Some folks might refer to Mister Jeff Davis as a Sugar Daddy or simply as a silly schmoe who got taken in by an ambitious gold-digger. Well, maybe that’s what the War-on-Women Wendy took him for—as her financial jump-start to the big time in Texas. After all, her husband not only paid for her Ivy League education, he also got her going with her law career, using his professional contacts to open doors for her. But I prefer to tag Mr. Davis with the titles he truly deserves: Devoted Husband and Loving Father. If there are any epithets to be tossed around here, it’s Weasel Wendy who should bear the brunt of them.

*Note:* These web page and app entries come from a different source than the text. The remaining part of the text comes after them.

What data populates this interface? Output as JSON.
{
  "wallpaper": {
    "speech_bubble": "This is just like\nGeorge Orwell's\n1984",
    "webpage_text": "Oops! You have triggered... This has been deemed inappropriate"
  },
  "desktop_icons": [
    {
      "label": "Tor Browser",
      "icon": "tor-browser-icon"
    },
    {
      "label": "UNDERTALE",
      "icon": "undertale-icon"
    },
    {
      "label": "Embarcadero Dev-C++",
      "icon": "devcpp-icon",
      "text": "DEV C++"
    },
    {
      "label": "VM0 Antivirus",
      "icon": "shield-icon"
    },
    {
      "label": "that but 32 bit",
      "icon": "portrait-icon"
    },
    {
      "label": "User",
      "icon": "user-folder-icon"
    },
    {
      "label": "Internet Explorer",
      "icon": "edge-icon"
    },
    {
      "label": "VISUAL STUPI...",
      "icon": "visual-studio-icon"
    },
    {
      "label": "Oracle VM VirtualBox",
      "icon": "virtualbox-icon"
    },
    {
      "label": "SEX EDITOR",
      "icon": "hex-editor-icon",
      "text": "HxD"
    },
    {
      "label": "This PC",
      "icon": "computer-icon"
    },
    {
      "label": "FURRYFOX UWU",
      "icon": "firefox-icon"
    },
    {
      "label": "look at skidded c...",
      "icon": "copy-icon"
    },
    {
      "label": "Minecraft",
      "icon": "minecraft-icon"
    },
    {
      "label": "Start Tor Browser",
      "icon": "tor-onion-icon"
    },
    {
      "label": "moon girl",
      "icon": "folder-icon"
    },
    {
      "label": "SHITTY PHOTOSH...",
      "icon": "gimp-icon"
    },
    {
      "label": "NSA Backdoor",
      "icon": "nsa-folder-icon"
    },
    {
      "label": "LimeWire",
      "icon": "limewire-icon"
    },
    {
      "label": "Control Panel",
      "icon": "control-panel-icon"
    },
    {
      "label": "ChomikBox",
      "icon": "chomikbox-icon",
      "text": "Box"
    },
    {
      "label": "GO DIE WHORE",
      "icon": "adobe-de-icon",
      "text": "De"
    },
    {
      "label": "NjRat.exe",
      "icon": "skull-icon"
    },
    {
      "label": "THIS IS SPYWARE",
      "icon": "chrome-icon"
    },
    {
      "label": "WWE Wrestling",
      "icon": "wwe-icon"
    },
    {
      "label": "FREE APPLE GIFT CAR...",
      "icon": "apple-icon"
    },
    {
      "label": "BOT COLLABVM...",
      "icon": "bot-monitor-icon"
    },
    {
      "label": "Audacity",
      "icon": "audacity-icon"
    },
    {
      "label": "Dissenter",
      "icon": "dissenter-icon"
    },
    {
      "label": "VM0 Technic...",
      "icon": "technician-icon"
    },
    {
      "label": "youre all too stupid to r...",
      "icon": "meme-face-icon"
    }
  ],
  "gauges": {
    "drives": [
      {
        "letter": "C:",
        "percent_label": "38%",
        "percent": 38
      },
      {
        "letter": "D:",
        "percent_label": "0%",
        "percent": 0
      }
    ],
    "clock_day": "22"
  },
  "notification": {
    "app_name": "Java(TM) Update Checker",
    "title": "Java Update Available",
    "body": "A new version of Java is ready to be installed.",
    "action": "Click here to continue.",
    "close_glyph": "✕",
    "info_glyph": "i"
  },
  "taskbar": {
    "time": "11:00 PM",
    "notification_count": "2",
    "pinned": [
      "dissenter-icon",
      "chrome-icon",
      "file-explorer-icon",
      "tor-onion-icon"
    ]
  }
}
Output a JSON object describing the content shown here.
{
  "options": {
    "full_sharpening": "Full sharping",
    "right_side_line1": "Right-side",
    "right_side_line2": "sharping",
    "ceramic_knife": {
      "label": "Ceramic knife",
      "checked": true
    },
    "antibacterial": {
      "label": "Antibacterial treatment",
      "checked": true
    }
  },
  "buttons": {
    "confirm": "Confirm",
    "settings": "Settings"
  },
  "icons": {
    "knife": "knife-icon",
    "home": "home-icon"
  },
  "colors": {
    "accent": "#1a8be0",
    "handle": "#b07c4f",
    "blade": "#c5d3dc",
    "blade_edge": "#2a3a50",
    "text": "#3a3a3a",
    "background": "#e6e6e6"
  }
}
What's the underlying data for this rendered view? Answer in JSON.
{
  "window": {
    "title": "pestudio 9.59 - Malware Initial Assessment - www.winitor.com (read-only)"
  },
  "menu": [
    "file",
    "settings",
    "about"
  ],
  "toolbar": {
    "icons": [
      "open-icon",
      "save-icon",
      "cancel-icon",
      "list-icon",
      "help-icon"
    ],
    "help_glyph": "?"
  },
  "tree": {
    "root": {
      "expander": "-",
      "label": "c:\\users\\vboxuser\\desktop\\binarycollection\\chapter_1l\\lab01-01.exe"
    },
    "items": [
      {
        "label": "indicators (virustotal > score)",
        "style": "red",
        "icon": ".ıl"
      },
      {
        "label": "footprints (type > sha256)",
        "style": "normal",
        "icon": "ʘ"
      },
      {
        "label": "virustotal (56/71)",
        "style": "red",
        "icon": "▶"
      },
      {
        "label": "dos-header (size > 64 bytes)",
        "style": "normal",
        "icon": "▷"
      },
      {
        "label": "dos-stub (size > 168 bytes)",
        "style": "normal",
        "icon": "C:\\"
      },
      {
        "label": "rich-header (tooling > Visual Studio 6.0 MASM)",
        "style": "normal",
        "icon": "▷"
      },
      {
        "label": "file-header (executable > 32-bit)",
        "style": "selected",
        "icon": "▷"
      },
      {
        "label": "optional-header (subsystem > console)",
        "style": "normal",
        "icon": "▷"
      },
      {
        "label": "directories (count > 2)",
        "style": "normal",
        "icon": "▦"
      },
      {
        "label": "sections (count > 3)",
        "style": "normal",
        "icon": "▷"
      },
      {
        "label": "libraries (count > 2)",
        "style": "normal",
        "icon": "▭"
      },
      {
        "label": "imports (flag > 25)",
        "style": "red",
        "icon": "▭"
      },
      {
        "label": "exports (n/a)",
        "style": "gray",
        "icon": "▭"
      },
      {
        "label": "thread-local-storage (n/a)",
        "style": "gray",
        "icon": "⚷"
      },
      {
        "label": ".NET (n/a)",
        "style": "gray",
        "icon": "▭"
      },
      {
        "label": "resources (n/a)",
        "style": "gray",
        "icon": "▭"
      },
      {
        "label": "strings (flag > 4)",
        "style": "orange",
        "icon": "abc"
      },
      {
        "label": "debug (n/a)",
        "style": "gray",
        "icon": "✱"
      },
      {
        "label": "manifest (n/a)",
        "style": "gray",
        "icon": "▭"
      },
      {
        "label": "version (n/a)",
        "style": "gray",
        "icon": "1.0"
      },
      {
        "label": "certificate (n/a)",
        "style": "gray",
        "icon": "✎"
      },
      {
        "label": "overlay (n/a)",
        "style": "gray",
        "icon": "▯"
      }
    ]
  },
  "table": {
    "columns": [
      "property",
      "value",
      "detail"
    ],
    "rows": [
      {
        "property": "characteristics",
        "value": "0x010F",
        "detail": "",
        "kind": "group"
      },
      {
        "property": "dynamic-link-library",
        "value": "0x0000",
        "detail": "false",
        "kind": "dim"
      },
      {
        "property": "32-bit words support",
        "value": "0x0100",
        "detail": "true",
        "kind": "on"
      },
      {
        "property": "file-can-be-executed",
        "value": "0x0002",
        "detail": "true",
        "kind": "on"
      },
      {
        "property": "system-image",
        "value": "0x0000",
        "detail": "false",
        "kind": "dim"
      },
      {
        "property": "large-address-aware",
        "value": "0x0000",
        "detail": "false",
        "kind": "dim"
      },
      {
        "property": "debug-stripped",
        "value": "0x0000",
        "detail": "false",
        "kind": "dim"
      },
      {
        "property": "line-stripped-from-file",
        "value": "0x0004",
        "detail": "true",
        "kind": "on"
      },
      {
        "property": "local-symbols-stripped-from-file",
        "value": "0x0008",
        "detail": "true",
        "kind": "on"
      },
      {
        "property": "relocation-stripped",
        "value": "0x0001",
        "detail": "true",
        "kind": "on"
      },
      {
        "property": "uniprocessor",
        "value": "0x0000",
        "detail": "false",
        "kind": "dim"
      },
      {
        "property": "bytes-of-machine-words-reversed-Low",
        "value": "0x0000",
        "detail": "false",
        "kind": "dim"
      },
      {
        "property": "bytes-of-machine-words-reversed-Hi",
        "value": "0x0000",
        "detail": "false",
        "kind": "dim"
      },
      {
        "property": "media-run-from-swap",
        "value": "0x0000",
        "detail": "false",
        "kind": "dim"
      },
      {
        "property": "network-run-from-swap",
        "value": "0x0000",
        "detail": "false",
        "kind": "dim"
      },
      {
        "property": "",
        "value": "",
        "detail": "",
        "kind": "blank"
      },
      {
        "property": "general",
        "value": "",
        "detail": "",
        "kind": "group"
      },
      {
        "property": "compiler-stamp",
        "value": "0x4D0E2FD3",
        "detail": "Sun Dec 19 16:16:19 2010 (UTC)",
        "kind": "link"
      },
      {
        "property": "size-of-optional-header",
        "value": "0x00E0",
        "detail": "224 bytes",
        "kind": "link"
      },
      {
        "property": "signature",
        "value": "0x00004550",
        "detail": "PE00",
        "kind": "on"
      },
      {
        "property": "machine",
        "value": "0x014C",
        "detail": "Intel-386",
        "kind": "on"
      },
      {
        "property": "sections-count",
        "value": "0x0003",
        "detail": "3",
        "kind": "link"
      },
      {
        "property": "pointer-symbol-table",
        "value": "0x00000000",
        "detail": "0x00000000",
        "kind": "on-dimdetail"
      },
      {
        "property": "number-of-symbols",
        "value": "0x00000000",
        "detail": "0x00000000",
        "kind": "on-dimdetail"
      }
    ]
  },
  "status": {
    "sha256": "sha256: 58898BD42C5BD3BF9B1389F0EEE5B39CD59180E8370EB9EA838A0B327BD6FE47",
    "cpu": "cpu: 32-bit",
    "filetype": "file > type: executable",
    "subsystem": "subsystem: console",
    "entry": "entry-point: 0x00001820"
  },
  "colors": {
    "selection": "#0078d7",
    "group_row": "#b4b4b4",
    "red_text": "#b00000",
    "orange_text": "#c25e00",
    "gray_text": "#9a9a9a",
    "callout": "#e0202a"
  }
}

Which brings us to the War-on-Women and that feminist invocation of utter independence and self-reliance: A Woman Needs a Man like a Fish Needs a Bicycle. In Windy Wendy’s case, a professional man with a bank account certainly came in pretty darn handy for achieving that big step up in life. And it seems that men, especially high-achieving Alpha males, figure big time in the lives of such tough stand-on-their-own-two-feet feminist icons like Leave-em-Bleedin Clinton, Wampum Warren, and Plastic-Face Pelosi, three pretentious progressive madams who condemn the supposed patriarchal power structure while living out their financially well-to-do lives within the safe and secure context of male-supported and male-enabled success. These Tootsies don’t stand on their own feminine feet and never have. And they sure didn’t pull themselves up by their non-existent bootstraps—no need, for a familial male, whether husband, father, or ancestral Daddy did all the dirty work for them. So when you sniff the strong smell of fish out of water, don’t be surprised—it’s only the paraphyletic feminists riding atop those state-of-the-art, peddle-driven vehicles all designed and built by those pesky old boys.
As a lesbian, I too have engaged in some of the same male-minimizing nonsense. After all, lesbians are supposed to be living in their women-loving-women world, where all the dyke sisters dance around the campfires in celebration of their carefree, out-of-context, estrogen-soaked sorority. But in reality, yes back to reality, without men, us sisters wouldn’t have a pot to piss in when it comes to that silly little thing called civilization. Like all women, we live our lives on the backs of a mostly male-created and male-maintained world of industry, technology, and scientific advancements. Sorry girls, but biology really does mean business.
The feminist fairy tale proclaiming the fiction that gender is simply a cultural construct and that women are equal to or superior to men in all things is utterly laughable. And framing men as either patriarchal bullies or pathetic Peter Pans thwarting the great and glorious goals of woman-kind is an old and crusty canard indeed. Instead of pretending they got what they got all by their lonesome, these femme-fatalities need to acknowledge that they would never have made it to the top without the money, love, loyalty, and emotional support of MEN.